UPDATE: In Germany, Bonn Oper is doing the same.

Comments

  • WillymH says:

    Great work on the part of all three companies!

  • anon says:

    Broadway costume designers, wardrobe assistants, and seamstresses are also collectively sewing masks for NYC hospitals including Sloan Kettering, where a doctor friend let me know they are washing N95 masks and face shields with soap and water to reuse them because the supplies were so short. Another doctor friend who works pediatrics in a hospital in the Bronx has been posting instruction videos on how to make face shields out of home office supplies (lamination sheets, transparencies, etc) to donate.

  • Amos says:

    Undisputably heartening, but along with the picture of nursing staff in NYC hospitals draped in trash bags, criminal in the US. We have know what was coming since January 1st and yet we have to resort to these primitive solutions.

  • mary says:

    “these are not for patients with COVID-19, these are not for doctors and nurses”

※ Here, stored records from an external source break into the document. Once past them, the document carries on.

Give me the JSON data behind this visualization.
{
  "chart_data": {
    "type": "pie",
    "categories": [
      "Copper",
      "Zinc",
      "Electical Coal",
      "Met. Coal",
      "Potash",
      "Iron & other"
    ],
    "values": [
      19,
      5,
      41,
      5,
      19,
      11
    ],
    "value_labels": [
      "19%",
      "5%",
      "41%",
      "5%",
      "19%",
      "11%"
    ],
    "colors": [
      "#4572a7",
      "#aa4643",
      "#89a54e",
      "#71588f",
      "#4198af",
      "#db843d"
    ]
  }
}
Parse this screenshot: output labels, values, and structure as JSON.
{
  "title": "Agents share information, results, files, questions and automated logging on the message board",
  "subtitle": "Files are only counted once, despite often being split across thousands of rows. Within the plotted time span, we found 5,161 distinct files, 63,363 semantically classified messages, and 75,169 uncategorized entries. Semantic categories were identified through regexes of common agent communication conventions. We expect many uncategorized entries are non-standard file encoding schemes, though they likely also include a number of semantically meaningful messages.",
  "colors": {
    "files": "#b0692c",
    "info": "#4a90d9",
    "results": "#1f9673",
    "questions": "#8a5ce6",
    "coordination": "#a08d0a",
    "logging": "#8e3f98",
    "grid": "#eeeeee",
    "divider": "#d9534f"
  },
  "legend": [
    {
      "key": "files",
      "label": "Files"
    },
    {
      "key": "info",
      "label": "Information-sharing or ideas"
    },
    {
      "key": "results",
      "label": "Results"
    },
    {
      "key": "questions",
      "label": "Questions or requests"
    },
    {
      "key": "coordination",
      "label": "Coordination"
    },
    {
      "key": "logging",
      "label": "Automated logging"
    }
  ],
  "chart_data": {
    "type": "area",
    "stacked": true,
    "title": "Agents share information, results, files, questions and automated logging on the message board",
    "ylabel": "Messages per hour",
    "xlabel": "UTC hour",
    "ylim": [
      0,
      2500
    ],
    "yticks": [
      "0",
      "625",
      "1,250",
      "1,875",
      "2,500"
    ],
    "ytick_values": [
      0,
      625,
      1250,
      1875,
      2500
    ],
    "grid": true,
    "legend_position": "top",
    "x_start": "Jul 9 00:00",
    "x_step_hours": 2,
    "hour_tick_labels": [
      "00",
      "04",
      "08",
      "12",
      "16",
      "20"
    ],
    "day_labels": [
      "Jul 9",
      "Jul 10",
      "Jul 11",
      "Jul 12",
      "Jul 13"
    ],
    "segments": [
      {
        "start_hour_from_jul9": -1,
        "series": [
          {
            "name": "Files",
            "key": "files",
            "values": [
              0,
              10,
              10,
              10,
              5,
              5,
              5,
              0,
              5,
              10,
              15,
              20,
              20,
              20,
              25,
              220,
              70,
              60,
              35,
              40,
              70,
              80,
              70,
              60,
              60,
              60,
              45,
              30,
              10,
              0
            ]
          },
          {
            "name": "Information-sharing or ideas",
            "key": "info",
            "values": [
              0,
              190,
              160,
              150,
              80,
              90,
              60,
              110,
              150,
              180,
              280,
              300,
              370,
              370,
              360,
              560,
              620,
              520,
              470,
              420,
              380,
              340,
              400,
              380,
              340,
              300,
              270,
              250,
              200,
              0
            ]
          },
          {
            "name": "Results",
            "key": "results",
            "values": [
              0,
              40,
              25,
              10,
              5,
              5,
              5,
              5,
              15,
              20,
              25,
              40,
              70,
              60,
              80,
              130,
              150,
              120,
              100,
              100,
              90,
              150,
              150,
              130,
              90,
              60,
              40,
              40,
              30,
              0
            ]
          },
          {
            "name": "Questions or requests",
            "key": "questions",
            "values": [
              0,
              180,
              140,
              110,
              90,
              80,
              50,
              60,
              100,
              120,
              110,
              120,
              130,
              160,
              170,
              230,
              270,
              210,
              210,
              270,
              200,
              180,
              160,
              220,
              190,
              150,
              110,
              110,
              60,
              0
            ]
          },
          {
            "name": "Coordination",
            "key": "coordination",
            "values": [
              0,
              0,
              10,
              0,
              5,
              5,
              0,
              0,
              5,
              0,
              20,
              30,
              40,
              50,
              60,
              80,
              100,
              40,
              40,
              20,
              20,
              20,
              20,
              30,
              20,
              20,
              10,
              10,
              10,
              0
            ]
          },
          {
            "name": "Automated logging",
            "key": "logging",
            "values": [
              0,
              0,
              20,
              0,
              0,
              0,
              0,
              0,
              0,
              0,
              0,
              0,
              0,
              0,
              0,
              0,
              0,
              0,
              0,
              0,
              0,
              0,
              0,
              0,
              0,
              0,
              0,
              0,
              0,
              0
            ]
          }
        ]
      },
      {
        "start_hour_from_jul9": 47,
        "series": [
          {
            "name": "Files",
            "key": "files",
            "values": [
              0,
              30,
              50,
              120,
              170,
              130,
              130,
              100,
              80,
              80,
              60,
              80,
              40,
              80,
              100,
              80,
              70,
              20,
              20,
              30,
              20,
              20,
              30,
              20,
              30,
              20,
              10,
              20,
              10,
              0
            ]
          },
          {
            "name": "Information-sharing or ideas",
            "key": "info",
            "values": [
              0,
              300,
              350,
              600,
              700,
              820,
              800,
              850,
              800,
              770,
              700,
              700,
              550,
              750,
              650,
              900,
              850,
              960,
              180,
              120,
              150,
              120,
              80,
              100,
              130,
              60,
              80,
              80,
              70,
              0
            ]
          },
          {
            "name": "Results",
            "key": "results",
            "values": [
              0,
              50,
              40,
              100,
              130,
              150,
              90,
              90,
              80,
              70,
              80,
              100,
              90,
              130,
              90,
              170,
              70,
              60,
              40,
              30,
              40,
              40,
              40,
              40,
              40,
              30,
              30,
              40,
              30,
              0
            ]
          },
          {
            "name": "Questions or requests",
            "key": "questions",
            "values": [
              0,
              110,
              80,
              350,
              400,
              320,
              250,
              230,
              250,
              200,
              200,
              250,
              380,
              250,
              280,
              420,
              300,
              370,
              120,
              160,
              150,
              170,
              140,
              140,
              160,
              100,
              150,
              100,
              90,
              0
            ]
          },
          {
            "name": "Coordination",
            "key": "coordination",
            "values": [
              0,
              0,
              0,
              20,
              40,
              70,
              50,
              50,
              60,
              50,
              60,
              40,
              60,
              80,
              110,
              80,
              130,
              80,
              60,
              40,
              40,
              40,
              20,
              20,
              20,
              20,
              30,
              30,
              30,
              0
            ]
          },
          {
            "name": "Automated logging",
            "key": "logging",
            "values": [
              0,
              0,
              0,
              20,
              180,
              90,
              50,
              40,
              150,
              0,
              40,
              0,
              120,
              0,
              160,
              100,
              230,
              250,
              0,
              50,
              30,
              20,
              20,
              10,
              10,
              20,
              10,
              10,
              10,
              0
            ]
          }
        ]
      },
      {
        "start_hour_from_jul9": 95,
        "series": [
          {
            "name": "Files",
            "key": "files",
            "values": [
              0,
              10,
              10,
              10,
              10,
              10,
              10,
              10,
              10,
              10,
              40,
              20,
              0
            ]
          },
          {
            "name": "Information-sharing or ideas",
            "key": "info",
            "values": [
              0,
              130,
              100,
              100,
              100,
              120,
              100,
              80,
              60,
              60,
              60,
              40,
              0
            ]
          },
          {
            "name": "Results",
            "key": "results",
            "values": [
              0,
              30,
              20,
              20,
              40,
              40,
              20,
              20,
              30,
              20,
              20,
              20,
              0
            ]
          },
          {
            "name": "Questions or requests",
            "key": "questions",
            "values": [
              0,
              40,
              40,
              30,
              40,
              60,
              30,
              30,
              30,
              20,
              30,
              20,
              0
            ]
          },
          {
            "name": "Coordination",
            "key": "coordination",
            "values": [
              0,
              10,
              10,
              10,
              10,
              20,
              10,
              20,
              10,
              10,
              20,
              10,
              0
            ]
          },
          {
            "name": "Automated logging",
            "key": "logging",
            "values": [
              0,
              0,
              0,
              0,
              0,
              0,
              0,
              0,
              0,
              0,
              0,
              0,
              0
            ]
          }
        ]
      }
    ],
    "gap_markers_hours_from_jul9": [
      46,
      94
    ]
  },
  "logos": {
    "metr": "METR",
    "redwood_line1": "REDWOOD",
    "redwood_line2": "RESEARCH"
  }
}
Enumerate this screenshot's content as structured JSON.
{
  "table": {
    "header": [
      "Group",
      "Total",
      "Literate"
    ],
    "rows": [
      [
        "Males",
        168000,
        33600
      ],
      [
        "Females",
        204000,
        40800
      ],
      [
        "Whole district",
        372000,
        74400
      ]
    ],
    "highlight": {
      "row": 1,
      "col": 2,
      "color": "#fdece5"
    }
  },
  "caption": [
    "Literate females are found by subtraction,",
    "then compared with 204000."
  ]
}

    You know, industrial manufacturers make masks that must conform to certain minimum sanitary standards, that are traceable in case of a recall, not so for homemade masks.

    You don’t know what the fabric is, if the fabric is clean or free of toxins or chemicals, or even adapted for the use. Just because it makes for a great dress for Tosca doesn’t mean you should put it to your nose and mouth and breathe through it.

    Do yourself a favor, thank the well meaning donor, and throw it out.

  • Me! says:

    She’s got her bare, potentially covid covered hands, and her unmasked face breathing down all over each mask she’s asking people to press into their own nose and mouth and touch – this isn’t helpful!!

    • Amos says:

      The masks would be sterilized by autoclave before use but the tragedy is that we don’t live in the 19th century and have modern means to protect hospital workers. In the US the problem is that the President refuses to invoke the Defense Production Act to guarantee adequate production of PPE because that would be an admission that we have a crisis which to date he has mismanaged.